NCLEX-RN
Safe and Effective Care Environment NCLEX RN Questions
1. Which of the following diseases would require the nurse to wear an N95 respirator as part of personal protective equipment?
- A. Human immunodeficiency virus
- B. Clostridium difficile enterocolitis
- C. Vancomycin-resistant enterococcus
- D. Measles
Correct answer: D
Rationale: Infections that require airborne precautions necessitate the use of an N95 respirator, a type of mask that filters particles that are 5 micrograms or smaller. Illnesses that require airborne precautions include Measles, Varicella, Severe Acute Respiratory Syndrome (SARS), and tuberculosis. Measles is a highly contagious airborne disease caused by a virus. It can spread through respiratory droplets when an infected person coughs or sneezes. Wearing an N95 respirator helps prevent the nurse from inhaling these infectious particles. Human immunodeficiency virus, Clostridium difficile enterocolitis, and Vancomycin-resistant enterococcus do not require the use of an N95 respirator as they are not transmitted through the air but have other modes of transmission.
2. A patient has come to the office for a blood draw. The patient starts to sweat and is very anxious. Which of the following would be the BEST way to proceed?
- A. Do not perform the procedure. Notify the physician of the reason why.
- B. Perform the procedure but pay close attention for signs of potential syncope.
- C. Allow the patient to reschedule for a time when he isn't as anxious.
- D. Have the physician draw the blood.
Correct answer: B
Rationale: In the scenario where a patient is sweating and anxious, it is important to assess for signs of potential syncope (fainting) while proceeding with the blood draw. If the patient does not exhibit signs of fainting, the phlebotomy procedure can be performed safely. Postponing the procedure may not address the patient's anxiety and inconvenience them. Having the physician draw the blood is not necessary if the phlebotomist can handle the situation effectively.
3. A patient is diagnosed with essential hypertension. Which of the following blood pressures would you expect to see in this patient prior to taking medications for the condition?
- A. 142/92
- B. 118/72
- C. 120/80
- D. 138/88
Correct answer: A
Rationale: Before starting medications for essential hypertension, a patient would typically present with a blood pressure reading equal to or greater than 140/90. This indicates high blood pressure and is characteristic of essential hypertension. Choice A, 142/92, falls within this range, making it the correct answer. Choices B (118/72), C (120/80), and D (138/88) all have blood pressure readings that are within the normal range and would not typically be expected in a patient diagnosed with essential hypertension. Therefore, choices B, C, and D are incorrect as they do not align with the elevated blood pressure levels seen in essential hypertension.
4. After change-of-shift report, which patient should the nurse assess first?
- A. 72-year-old with cor pulmonale who has 4+ bilateral edema in his legs and feet
- B. 28-year-old with a history of a lung transplant and a temperature of 101 F (38.3 C)
- C. 40-year-old with a pleural effusion who is complaining of severe stabbing chest pain
- D. 64-year-old with lung cancer and tracheal deviation after subclavian catheter insertion
Correct answer: D
Rationale: The patient with lung cancer and tracheal deviation after a subclavian catheter insertion should be assessed first. Tracheal deviation can indicate tension pneumothorax, a life-threatening condition that requires immediate intervention to prevent inadequate cardiac output or hypoxemia. While the other patients also need assessment, the potential for tension pneumothorax in the patient with tracheal deviation necessitates urgent attention to prevent complications.
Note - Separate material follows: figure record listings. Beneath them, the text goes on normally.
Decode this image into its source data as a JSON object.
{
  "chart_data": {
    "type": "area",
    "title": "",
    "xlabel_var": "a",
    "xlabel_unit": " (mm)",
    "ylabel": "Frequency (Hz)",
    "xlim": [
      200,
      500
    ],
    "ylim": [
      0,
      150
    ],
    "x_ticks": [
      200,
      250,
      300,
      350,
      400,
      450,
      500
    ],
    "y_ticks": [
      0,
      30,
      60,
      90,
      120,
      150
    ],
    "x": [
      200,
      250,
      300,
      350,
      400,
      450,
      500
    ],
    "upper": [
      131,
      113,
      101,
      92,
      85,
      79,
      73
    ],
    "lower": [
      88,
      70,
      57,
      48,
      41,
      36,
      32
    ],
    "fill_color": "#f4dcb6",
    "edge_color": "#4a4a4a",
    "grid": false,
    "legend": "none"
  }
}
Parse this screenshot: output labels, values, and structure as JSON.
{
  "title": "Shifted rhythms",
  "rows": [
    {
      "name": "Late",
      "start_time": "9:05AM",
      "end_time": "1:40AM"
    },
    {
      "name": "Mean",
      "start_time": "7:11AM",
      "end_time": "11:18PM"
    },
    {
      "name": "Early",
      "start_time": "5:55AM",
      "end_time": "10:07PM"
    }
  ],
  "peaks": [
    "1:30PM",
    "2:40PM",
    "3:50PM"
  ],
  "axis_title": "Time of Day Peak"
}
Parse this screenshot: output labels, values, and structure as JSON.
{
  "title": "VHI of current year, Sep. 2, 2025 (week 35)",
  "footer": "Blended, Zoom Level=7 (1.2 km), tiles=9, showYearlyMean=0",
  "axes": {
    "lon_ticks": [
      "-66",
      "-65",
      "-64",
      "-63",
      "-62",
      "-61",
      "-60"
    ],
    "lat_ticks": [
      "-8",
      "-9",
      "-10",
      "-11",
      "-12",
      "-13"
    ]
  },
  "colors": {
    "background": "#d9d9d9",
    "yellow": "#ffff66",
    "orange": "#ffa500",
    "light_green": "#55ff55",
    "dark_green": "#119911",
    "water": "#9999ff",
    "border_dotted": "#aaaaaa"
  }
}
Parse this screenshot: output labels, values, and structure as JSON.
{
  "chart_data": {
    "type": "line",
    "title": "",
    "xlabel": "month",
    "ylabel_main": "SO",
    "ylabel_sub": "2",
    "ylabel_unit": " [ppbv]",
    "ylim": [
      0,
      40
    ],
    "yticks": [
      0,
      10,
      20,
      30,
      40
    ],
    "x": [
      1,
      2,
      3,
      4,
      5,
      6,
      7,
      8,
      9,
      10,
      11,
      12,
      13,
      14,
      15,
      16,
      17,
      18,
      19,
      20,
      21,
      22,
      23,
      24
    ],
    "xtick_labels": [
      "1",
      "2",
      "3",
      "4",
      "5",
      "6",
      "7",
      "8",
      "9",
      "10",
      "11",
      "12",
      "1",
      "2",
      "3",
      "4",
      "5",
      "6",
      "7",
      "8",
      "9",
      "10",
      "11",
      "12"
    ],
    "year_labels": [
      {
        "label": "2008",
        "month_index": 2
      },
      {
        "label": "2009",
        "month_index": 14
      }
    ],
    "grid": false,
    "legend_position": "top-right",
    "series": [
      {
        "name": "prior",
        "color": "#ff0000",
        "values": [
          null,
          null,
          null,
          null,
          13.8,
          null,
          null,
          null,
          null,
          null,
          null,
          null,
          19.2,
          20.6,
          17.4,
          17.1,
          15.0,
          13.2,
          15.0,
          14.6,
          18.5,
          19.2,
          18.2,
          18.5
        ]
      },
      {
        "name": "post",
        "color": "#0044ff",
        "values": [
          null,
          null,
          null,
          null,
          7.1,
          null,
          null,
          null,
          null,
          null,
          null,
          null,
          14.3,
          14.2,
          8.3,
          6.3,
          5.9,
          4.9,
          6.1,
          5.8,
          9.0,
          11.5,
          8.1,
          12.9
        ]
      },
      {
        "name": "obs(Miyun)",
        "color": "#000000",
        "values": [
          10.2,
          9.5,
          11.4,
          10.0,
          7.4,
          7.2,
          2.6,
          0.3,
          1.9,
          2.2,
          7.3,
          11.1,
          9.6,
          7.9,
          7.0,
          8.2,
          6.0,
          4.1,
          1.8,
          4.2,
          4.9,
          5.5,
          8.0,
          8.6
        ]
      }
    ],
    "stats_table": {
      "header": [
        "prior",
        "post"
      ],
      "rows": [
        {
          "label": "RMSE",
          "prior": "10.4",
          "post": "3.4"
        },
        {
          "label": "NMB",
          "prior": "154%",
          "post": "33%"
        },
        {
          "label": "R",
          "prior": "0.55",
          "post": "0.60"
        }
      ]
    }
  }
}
5. Which of the following is recommended by Joint Commission guidelines regarding the use of restraints?
- A. Vest restraints should be used because they are the least restrictive type.
- B. Restraints should be used for 48 hours in non-psychiatric patients.
- C. Restraints should be applied to prevent wandering behavior.
- D. Alternative measures must be attempted first.
Correct answer: D
Rationale: When considering the use of restraints, Joint Commission guidelines emphasize the importance of attempting alternative measures before resorting to restraint application. This ensures that a comprehensive assessment is conducted and less restrictive interventions are explored. Using restraints solely based on their perceived level of restrictiveness, as stated in choice A, is not in line with the recommended approach. Restraints should not be used to manage wandering behavior, as indicated in choice C. Additionally, the statement in choice B regarding the duration of restraint use is inaccurate, as restraints on non-psychiatric patients should not exceed 24 hours according to The Joint Commission.